The participation of Radiance Technologies, makers of spying equipment, in this mapping exercise seems to be to test the effectiveness of GPS’s connected to nanosatellites (drones) under three layers of canopy, which is on the Southcom website under public private ventures. Is this in anticipation of going into the Ecuatorian rainforest where two uncontacted tribes have had their lands given away in petroleum concessions? Or is this for Africa, where the US Military’s Africa.com website scares the bejeezits out of me with its talks of “US national interests in Africa”?  

On Voz del Soberano newspaper’s website,  it shows President Obama saying in Spanish, “I only have two words for you, Attack Drones”.  Will the drug traffickers thus alerted who see the students with GPS’s connected to drones think that the UPN students are setting them up for attack? I was afraid when the UNAH president authorized the use of students to go around the Garifuna lands of Trujillo and ask do you have land title to this land and similar questions. People are dying for land issues in the Trujillo area.
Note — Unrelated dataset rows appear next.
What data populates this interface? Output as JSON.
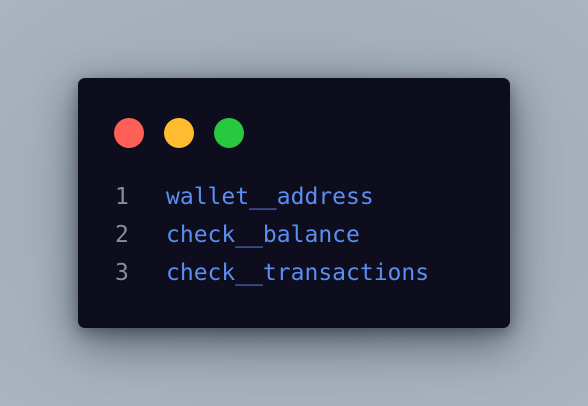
{
  "window": {
    "controls": [
      {
        "name": "close",
        "color": "#ff5f57"
      },
      {
        "name": "minimize",
        "color": "#febc2e"
      },
      {
        "name": "maximize",
        "color": "#28c840"
      }
    ]
  },
  "code": {
    "text_color": "#5a8ef0",
    "line_number_color": "#8a8d99",
    "lines": [
      {
        "number": "1",
        "text": "wallet__address"
      },
      {
        "number": "2",
        "text": "check__balance"
      },
      {
        "number": "3",
        "text": "check__transactions"
      }
    ]
  }
}
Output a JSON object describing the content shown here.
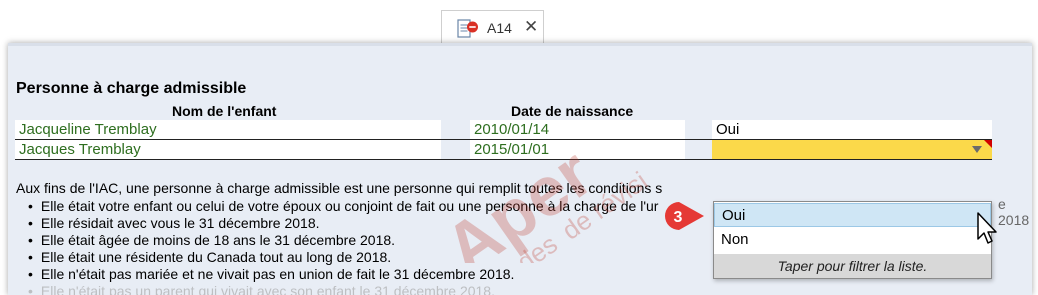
{
  "tab": {
    "label": "A14",
    "close_label": "✕",
    "icon": "document-form-icon"
  },
  "form": {
    "title": "Personne à charge admissible",
    "col_name": "Nom de l'enfant",
    "col_date": "Date de naissance",
    "rows": [
      {
        "name": "Jacqueline Tremblay",
        "date": "2010/01/14",
        "answer": "Oui"
      },
      {
        "name": "Jacques Tremblay",
        "date": "2015/01/01",
        "answer": ""
      }
    ]
  },
  "paragraph": "Aux fins de l'IAC, une personne à charge admissible est une personne qui remplit toutes les conditions s",
  "bullets": [
    "Elle était votre enfant ou celui de votre époux ou conjoint de fait ou une personne à la charge de l'ur",
    "Elle résidait avec vous le 31 décembre 2018.",
    "Elle était âgée de moins de 18 ans le 31 décembre 2018.",
    "Elle était une résidente du Canada tout au long de 2018.",
    "Elle n'était pas mariée et ne vivait pas en union de fait le 31 décembre 2018.",
    "Elle n'était pas un parent qui vivait avec son enfant le 31 décembre 2018."
  ],
  "overflow_text": "e 2018",
  "dropdown": {
    "options": [
      "Oui",
      "Non"
    ],
    "selected": "Oui",
    "hint": "Taper pour filtrer la liste."
  },
  "step_badge": "3",
  "watermark": {
    "main": "Aper",
    "sub": "des",
    "sub2": "de révisi"
  },
  "colors": {
    "name_green": "#2e6e1f",
    "badge_red": "#e53935",
    "highlight_yellow": "#fbd94a",
    "selection_blue": "#cfe6f5"
  }
}
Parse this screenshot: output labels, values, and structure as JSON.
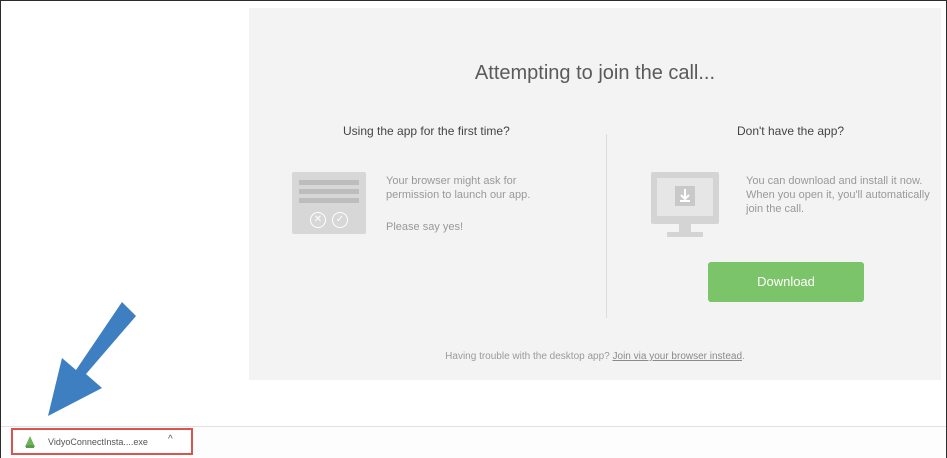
{
  "page": {
    "title": "Attempting to join the call...",
    "first_time": {
      "heading": "Using the app for the first time?",
      "description": "Your browser might ask for permission to launch our app.",
      "note": "Please say yes!"
    },
    "no_app": {
      "heading": "Don't have the app?",
      "description": "You can download and install it now. When you open it, you'll automatically join the call.",
      "button_label": "Download"
    },
    "trouble_text": "Having trouble with the desktop app?",
    "browser_link": "Join via your browser instead",
    "trouble_end": "."
  },
  "download_bar": {
    "filename": "VidyoConnectInsta....exe",
    "chevron": "^"
  },
  "colors": {
    "panel": "#f3f3f3",
    "button": "#7cc46a",
    "arrow": "#3d7fc0",
    "highlight": "#d9534f"
  },
  "icons": [
    "browser-permission-icon",
    "monitor-download-icon",
    "file-icon",
    "chevron-up-icon",
    "arrow-annotation"
  ]
}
In the Mosquitia with all those drug traffickers (70% of drug flights to the US go through the Honduran Mosquitia according to El Heraldo), “Ni siguiera Dios” (not even if Gods wants it) do I think using students like this  is a good idea.

Honduran anthropologist Danira Miralda’s book on the Guerra de Baja Intensidad y los Pueblos Originarios de la Mosquitia, República de Honduras (The War of Low Intensity and the original Peoples of the Honduran Mosquitia) alerted me to the fact that there was a 2009 Memorundum ofUunderstanding which was included in Wikileaks documents about public private development of the Mosquitia (now a topic on the Southcom website) and the extensive maps already existent for petroleum exploration in the area. It is almost impossible to get this book as after publication the IHAH refused to distribute it and when the two international book distributions or “libreros” Libros Centroamericanos of California and Literatura de Vientos Tropicales of North Carolina tried to buy the book for export, the IHAH refused to sell them the book. That also sent up smoke signals that it was important to read to know what the Honduran government was trying to hide from getting out.